[Unknown author's comments and analysis:]
The least known and most mysterious part of the hippie world runs through the whole musical HAIR; the mysticism and symbolism of Aquarius. Aquarius is called upon in the opening scene of the musical. This call is an indication of the mystical world consciousness that the hippies possess and that summons in the equivalence of the Age of Aquarius with the age of peace, love, and positive use of sociological and scientific studies.
The hippies, representative for all people and to be taken as an example for them, have checked the traditional ideas and ways of life and have freed themselves from the ordered narrowness of life. Their uppermost ideal is the happiness and health of mankind (inventors of "granola", promoters of "organic, pesticide-free food", practitioners of meditation, explorations of various types of body work, etc.). The hippies do not accept any responsibility towards the state or the moral code but do accept the responsibility for those people who are helpless against the impersonal power of the state.
A person can only be free if he starts to deal with himself first, as emphasized in East Asian religious philosophy, if he realizes that all of nature is God and that he himself is a part of nature: free in his thoughts and decisions and only responsible for the happiness that makes him a human being. A person born under the sign of Aquarius receives a dominating role in this new age in which the harmony of the world and the definition of freedom is reorganized based on an understanding of a pantheic god.
Claude Hooper Bukowski's birth sign is Aquarius and he is the main figure in the musical, damned to genius or madness. He suffers the terrible fate of a prophet of a new, misunderstood and denied way of thought. Claude is torn between the polar forces: between the genius that is freedom, which is the true life in him, and the madness that rages around him and challenges him. Claude is however also responsible for his own fate. As he appears in uniform at the end of the play amongst his friends and remains invisible to them, he suffers a symbolic death that is a direct consequence of his actions. Claude is a plastic hippie who still respects the reality of his surroundings and the existing society too much. He sees the necessity of change that would break with the current state of things today, but he cannot put it into action. He is intelligent, reflects on the symptoms of the time, hesitates with important decisions -- he is Hamlet's hippie brother.
The difficulties of realizing the ideal of a new order are shown clearly in Claude's character, a personification of the Aquarius myth. Berger, the hippie leader, is Claude's mate and opponent. He personifies the hippies' ideal and has successfully detached himself from the demands of his surroundings. His personality is marked by a radical emotionally influenced attitude toward the bourgeois way of life that he lives in conflict with. When Berger compares himself ironically to Lucifer in one song, it is easy to recognize the opinion that that hippie leader is compatible with the despiser and destroyer of the so-called straight world. Berger is the constrast to Claude, the hipster, who can only free himself from the traditional way of thinking with difficulty. However Berger tries hard to include Claude in the communal life of the hippes and to integrate him as a member of the group.
The result of these attempts is that they both live together with Hud, a member of the Black Flower Power movement, and of course with Sheila, who, although she has a liking for Claude, feels herself more attracted to Berger.

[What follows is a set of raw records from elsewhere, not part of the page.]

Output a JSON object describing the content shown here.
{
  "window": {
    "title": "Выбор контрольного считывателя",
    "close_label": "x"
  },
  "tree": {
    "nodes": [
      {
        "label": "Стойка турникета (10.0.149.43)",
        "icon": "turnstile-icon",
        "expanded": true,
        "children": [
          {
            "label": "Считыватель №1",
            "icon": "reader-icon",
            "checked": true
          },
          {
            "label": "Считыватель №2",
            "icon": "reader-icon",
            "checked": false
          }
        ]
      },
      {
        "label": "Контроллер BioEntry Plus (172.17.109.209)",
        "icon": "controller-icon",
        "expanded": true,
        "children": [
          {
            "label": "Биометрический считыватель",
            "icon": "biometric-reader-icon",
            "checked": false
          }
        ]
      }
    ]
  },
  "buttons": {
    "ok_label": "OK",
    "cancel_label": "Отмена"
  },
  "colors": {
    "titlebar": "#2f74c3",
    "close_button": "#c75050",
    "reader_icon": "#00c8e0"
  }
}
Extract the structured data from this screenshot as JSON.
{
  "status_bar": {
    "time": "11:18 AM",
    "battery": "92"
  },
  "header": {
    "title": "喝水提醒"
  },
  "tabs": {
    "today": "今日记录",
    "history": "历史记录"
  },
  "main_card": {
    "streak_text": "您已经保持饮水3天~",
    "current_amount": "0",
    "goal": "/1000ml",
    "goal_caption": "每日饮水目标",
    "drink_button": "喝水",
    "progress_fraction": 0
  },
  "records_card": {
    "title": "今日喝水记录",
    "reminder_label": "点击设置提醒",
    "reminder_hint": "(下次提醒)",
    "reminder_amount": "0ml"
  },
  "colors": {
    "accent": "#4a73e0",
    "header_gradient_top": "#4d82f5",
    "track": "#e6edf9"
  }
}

Claude is the leader of the group together with Berger. However he shows that he cannot handle the expectations of the hippie way of life and society when he doesn't burn his military service papers at the be-in. His fear of society culminates in a horrifying LSD trip, where he experiences the history of America in an hallucation projected from the time of the American war of independence up to the present day. This vision shows him the continuous wars and the never-ending cruelty amonst people. Politics are only indirectly important in this scene. More important is the demonstration of the alienation of the society from the ideals of the humane world. After the experience of this trip, Claude tries to escape from the world in a way that is unpractical as far as the hippies are concerned. Claude proves however that he is a victim of his weakness toward society. His wish to become invisible and to perform miracles is fulfilled in a contrary way in the closing scene. On a Vietnam battlefield he lays down his rifle for all to see, and he suffers a sacrificial death while remaining invisible to the hippies. His accusing and throught-provoking song is picked up by the Tribe, who then take the ideas even futher and invite the audience to recognize tolerance, love and freedom as the highest aims.
"Singing our space songs on
A Spider web sitar
Life is around you and in you...
Let the sun shine in."
In the musical HAIR, youth protests against war and military service, against intolerance, brutality and the dehumanization of society. The hippie existence is shown as a possible alternate way of life in which love, happiness and freedom dominate. When hippies give their opponents and enemies flowers, they are hoping for the positive result of this gentle gesture. And so it is correct to give their ways the name "flower power."
HAIR is a serious play. The cheerful scenes, especially in the first half, reflect the happy way of life the hippies lead. The jokes and ironic comments are a subliminally effective method of showing up society.
The authors intend to give an impulse to rethink and test validity of the traditional values for the current age.